L a crisi è entrata nella sua seconda fase, quella dove i tempi li detta il Quirinale e i passaggi istituzionali pesano. Oggi il secondo giorno di consultazioni ci darà i primi segnali dal futuro, Mattarella ascolterà i leader che contano. Ci eravamo lasciati qualche giorno fa qui su L'Unione Sarda con una previsione che si è materializzata: Conte si è dimesso prima del voto di fiducia, i Cinque Stelle e il Pd apparecchiano una trattativa. Andrà in porto? Tutto è possibile, le elezioni anticipate restano un'opzione e siamo al "fifty fifty" tra le due vie. Una sarà il finale di questo racconto.

Il centro del maelstrom è il Partito democratico, l'innesco del nuovo esecutivo passa per i dem. Il segretario Nicola Zingaretti ha giocato con tatto istituzionale e prudenza questa mano della partita: ieri ha riunito la direzione, discusso e proposto un ordine del giorno, ottenuto un via libera all'unanimità.

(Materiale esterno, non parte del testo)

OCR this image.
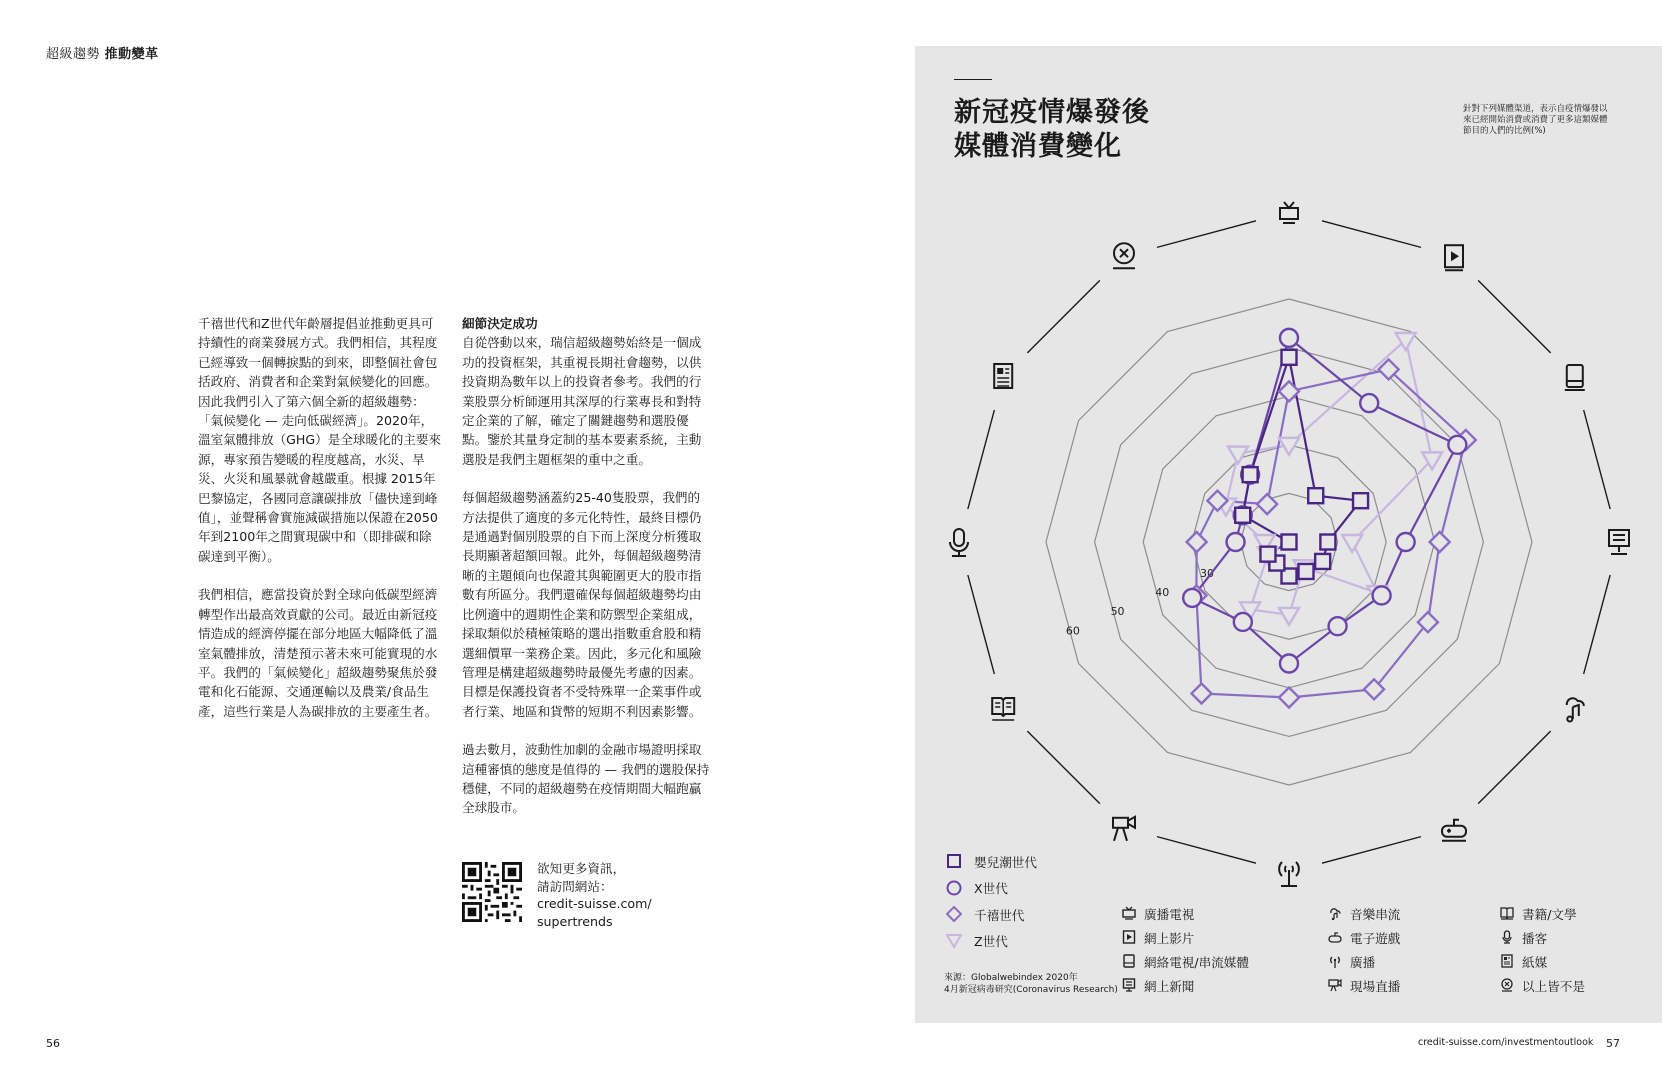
超級趨勢 推動變革

千禧世代和Z世代年齡層提倡並推動更具可持續性的商業發展方式。我們相信，其程度已經導致一個轉捩點的到來，即整個社會包括政府、消費者和企業對氣候變化的回應。因此我們引入了第六個全新的超級趨勢：「氣候變化 — 走向低碳經濟」。2020年，溫室氣體排放（GHG）是全球暖化的主要來源，專家預告變暖的程度越高，水災、旱災、火災和風暴就會越嚴重。根據 2015年巴黎協定，各國同意讓碳排放「儘快達到峰值」，並聲稱會實施減碳措施以保證在2050年到2100年之間實現碳中和（即排碳和除碳達到平衡）。

我們相信，應當投資於對全球向低碳型經濟轉型作出最高效貢獻的公司。最近由新冠疫情造成的經濟停擺在部分地區大幅降低了溫室氣體排放，清楚預示著未來可能實現的水平。我們的「氣候變化」超級趨勢聚焦於發電和化石能源、交通運輸以及農業/食品生產，這些行業是人為碳排放的主要產生者。

細節決定成功

自從啓動以來，瑞信超級趨勢始終是一個成功的投資框架，其重視長期社會趨勢，以供投資期為數年以上的投資者參考。我們的行業股票分析師運用其深厚的行業專長和對特定企業的了解，確定了關鍵趨勢和選股優點。鑒於其量身定制的基本要素系統，主動選股是我們主題框架的重中之重。

每個超級趨勢涵蓋約25-40隻股票，我們的方法提供了適度的多元化特性，最終目標仍是通過對個別股票的自下而上深度分析獲取長期顯著超額回報。此外，每個超級趨勢清晰的主題傾向也保證其與範圍更大的股市指數有所區分。我們還確保每個超級趨勢均由比例適中的週期性企業和防禦型企業組成，採取類似於積極策略的選出指數重倉股和精選細價單一業務企業。因此，多元化和風險管理是構建超級趨勢時最優先考慮的因素。目標是保護投資者不受特殊單一企業事件或者行業、地區和貨幣的短期不利因素影響。

過去數月，波動性加劇的金融市場證明採取這種審慎的態度是值得的 — 我們的選股保持穩健，不同的超級趨勢在疫情期間大幅跑贏全球股市。

欲知更多資訊，
請訪問網站：
credit-suisse.com/
supertrends
56	credit-suisse.com/investmentoutlook 57
新冠疫情爆發後
媒體消費變化
針對下列媒體渠道，表示自疫情爆發以來已經開始消費或消費了更多這類媒體節目的人們的比例(%)
30
40
50
60
嬰兒潮世代
X世代
千禧世代
Z世代
來源：Globalwebindex 2020年
4月新冠病毒研究(Coronavirus Research)
廣播電視
網上影片
網絡電視/串流媒體
網上新聞
音樂串流
電子遊戲
廣播
現場直播
書籍/文學
播客
紙媒
以上皆不是
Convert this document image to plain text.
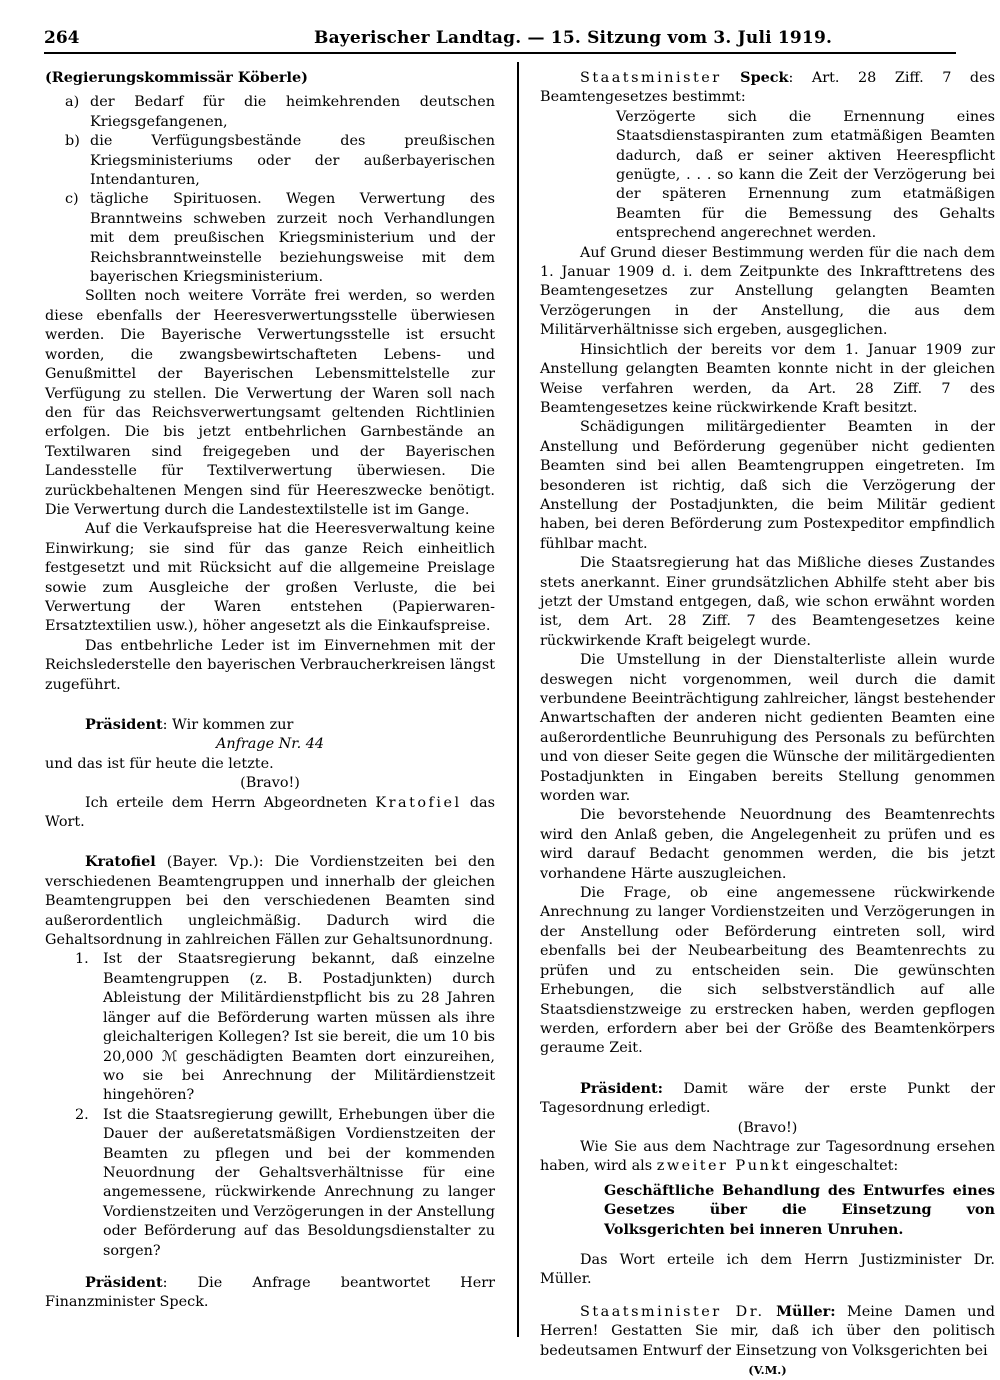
264	Bayerischer Landtag. — 15. Sitzung vom 3. Juli 1919.

(Regierungskommissär Köberle)

a) der Bedarf für die heimkehrenden deutschen Kriegsgefangenen,
b) die Verfügungsbestände des preußischen Kriegsministeriums oder der außerbayerischen Intendanturen,
c) tägliche Spirituosen. Wegen Verwertung des Branntweins schweben zurzeit noch Verhandlungen mit dem preußischen Kriegsministerium und der Reichsbranntweinstelle beziehungsweise mit dem bayerischen Kriegsministerium.

Sollten noch weitere Vorräte frei werden, so werden diese ebenfalls der Heeresverwertungsstelle überwiesen werden. Die Bayerische Verwertungsstelle ist ersucht worden, die zwangsbewirtschafteten Lebens- und Genußmittel der Bayerischen Lebensmittelstelle zur Verfügung zu stellen. Die Verwertung der Waren soll nach den für das Reichsverwertungsamt geltenden Richtlinien erfolgen. Die bis jetzt entbehrlichen Garnbestände an Textilwaren sind freigegeben und der Bayerischen Landesstelle für Textilverwertung überwiesen. Die zurückbehaltenen Mengen sind für Heereszwecke benötigt. Die Verwertung durch die Landestextilstelle ist im Gange.

Auf die Verkaufspreise hat die Heeresverwaltung keine Einwirkung; sie sind für das ganze Reich einheitlich festgesetzt und mit Rücksicht auf die allgemeine Preislage sowie zum Ausgleiche der großen Verluste, die bei Verwertung der Waren entstehen (Papierwaren-Ersatztextilien usw.), höher angesetzt als die Einkaufspreise.

Das entbehrliche Leder ist im Einvernehmen mit der Reichslederstelle den bayerischen Verbraucherkreisen längst zugeführt.

Präsident: Wir kommen zur

Anfrage Nr. 44

und das ist für heute die letzte.

(Bravo!)

Ich erteile dem Herrn Abgeordneten Kratofiel das Wort.

Kratofiel (Bayer. Vp.): Die Vordienstzeiten bei den verschiedenen Beamtengruppen und innerhalb der gleichen Beamtengruppen bei den verschiedenen Beamten sind außerordentlich ungleichmäßig. Dadurch wird die Gehaltsordnung in zahlreichen Fällen zur Gehaltsunordnung.

1. Ist der Staatsregierung bekannt, daß einzelne Beamtengruppen (z. B. Postadjunkten) durch Ableistung der Militärdienstpflicht bis zu 28 Jahren länger auf die Beförderung warten müssen als ihre gleichalterigen Kollegen? Ist sie bereit, die um 10 bis 20,000 ℳ geschädigten Beamten dort einzureihen, wo sie bei Anrechnung der Militärdienstzeit hingehören?
2. Ist die Staatsregierung gewillt, Erhebungen über die Dauer der außeretatsmäßigen Vordienstzeiten der Beamten zu pflegen und bei der kommenden Neuordnung der Gehaltsverhältnisse für eine angemessene, rückwirkende Anrechnung zu langer Vordienstzeiten und Verzögerungen in der Anstellung oder Beförderung auf das Besoldungsdienstalter zu sorgen?

Präsident: Die Anfrage beantwortet Herr Finanzminister Speck.

Staatsminister Speck: Art. 28 Ziff. 7 des Beamtengesetzes bestimmt:

Verzögerte sich die Ernennung eines Staatsdienstaspiranten zum etatmäßigen Beamten dadurch, daß er seiner aktiven Heerespflicht genügte, . . . so kann die Zeit der Verzögerung bei der späteren Ernennung zum etatmäßigen Beamten für die Bemessung des Gehalts entsprechend angerechnet werden.

Auf Grund dieser Bestimmung werden für die nach dem 1. Januar 1909 d. i. dem Zeitpunkte des Inkrafttretens des Beamtengesetzes zur Anstellung gelangten Beamten Verzögerungen in der Anstellung, die aus dem Militärverhältnisse sich ergeben, ausgeglichen.

Hinsichtlich der bereits vor dem 1. Januar 1909 zur Anstellung gelangten Beamten konnte nicht in der gleichen Weise verfahren werden, da Art. 28 Ziff. 7 des Beamtengesetzes keine rückwirkende Kraft besitzt.

Schädigungen militärgedienter Beamten in der Anstellung und Beförderung gegenüber nicht gedienten Beamten sind bei allen Beamtengruppen eingetreten. Im besonderen ist richtig, daß sich die Verzögerung der Anstellung der Postadjunkten, die beim Militär gedient haben, bei deren Beförderung zum Postexpeditor empfindlich fühlbar macht.

Die Staatsregierung hat das Mißliche dieses Zustandes stets anerkannt. Einer grundsätzlichen Abhilfe steht aber bis jetzt der Umstand entgegen, daß, wie schon erwähnt worden ist, dem Art. 28 Ziff. 7 des Beamtengesetzes keine rückwirkende Kraft beigelegt wurde.

Die Umstellung in der Dienstalterliste allein wurde deswegen nicht vorgenommen, weil durch die damit verbundene Beeinträchtigung zahlreicher, längst bestehender Anwartschaften der anderen nicht gedienten Beamten eine außerordentliche Beunruhigung des Personals zu befürchten und von dieser Seite gegen die Wünsche der militärgedienten Postadjunkten in Eingaben bereits Stellung genommen worden war.

Die bevorstehende Neuordnung des Beamtenrechts wird den Anlaß geben, die Angelegenheit zu prüfen und es wird darauf Bedacht genommen werden, die bis jetzt vorhandene Härte auszugleichen.

Die Frage, ob eine angemessene rückwirkende Anrechnung zu langer Vordienstzeiten und Verzögerungen in der Anstellung oder Beförderung eintreten soll, wird ebenfalls bei der Neubearbeitung des Beamtenrechts zu prüfen und zu entscheiden sein. Die gewünschten Erhebungen, die sich selbstverständlich auf alle Staatsdienstzweige zu erstrecken haben, werden gepflogen werden, erfordern aber bei der Größe des Beamtenkörpers geraume Zeit.

Präsident: Damit wäre der erste Punkt der Tagesordnung erledigt.

(Bravo!)

Wie Sie aus dem Nachtrage zur Tagesordnung ersehen haben, wird als zweiter Punkt eingeschaltet:

Geschäftliche Behandlung des Entwurfes eines Gesetzes über die Einsetzung von Volksgerichten bei inneren Unruhen.

Das Wort erteile ich dem Herrn Justizminister Dr. Müller.

Staatsminister Dr. Müller: Meine Damen und Herren! Gestatten Sie mir, daß ich über den politisch bedeutsamen Entwurf der Einsetzung von Volksgerichten bei

(V.M.)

Nel documento della segreteria vengono elencate cinque condizioni (una discontinuità non formale, ma di contenuto) che sono un doppio avviso ai naviganti: fissare all'interno del Pd chi guida il negoziato e con quali obiettivi (avviso a Matteo Renzi), dire ai Cinque Stelle che il Pd non si presenterà al Gran Premio del governo per sostituire il team della Lega (avviso a Luigi Di Maio) con un paio di ministri e via.

Zingaretti si gioca tutto: non può dire sì a un governicchio del caos e non può esporre il fianco a Renzi. L'ex segretario ha mostrato di esser uno che ha sempre il colpo in canna, ma ha svelato il suo vero disegno con la solita irruenza e imprudenza, parlando qua e là ne sono emerse le reali intenzioni: controllando i gruppi parlamentari Renzi ha il potere di far nascere il nuovo governo oggi, ma soprattutto può affondarlo domani. La sua golden share è un problema per Zingaretti che non può rischiare di sostenere un governo debole che dipende dai disegni di Renzi. Una trappola mortale.

Come se ne esce? Alzando la posta, mettendo alla prova i Cinque Stelle e superando Renzi in qualità e intensità della sortita politica. Significa che non c'è spazio per un Conte bis, altro giro, altra corsa, altro pilota. Il premier ha provato a rifarsi il trucco nel discorso al Senato dove ha attaccato Salvini, ma non poteva presentarsi come un alieno, Conte ha governato per quasi 15 mesi al fianco del leader della Lega. I grillini sono di fronte alla realtà: il Pd vuole un governo nuovo. Senza Conte. Senza Di Maio. Altrimenti si andrà al voto.

Salvini ha fallito? Le crisi si giudicano alla fine, non all'inizio. La crisi è andata - come sempre - da un'altra parte rispetto ai piani del leader della Lega (le elezioni) che ha mostrato limiti nella tattica parlamentare, ma egli ha un grande consenso e sa che un governo di maggioranza nelle Camere e di minoranza nel Paese è destinato a una vita dura, quasi impossibile.

Salvini ha più chance di quanto si immagini: può attendere sulla riva del fiume che tra qualche mese passino le spoglie di un governo giallorosso consumato dalle liti interne (incubo che alimenta la prudenza di Zingaretti) e poi andare al voto; può attendere che la trattativa fallisca, aspettare il clamoroso rientro alla base lunare dei Cinque Stelle mossi da disperazione e rifare l'alleanza gialloverde; può vedere perfino l'orizzonte del voto anticipato nel caso di una crisi che finisce nel disordine.

Presto vedremo chi vince e chi perde. Questa puntata finisce qui... e l'ultimo chiuda la porta.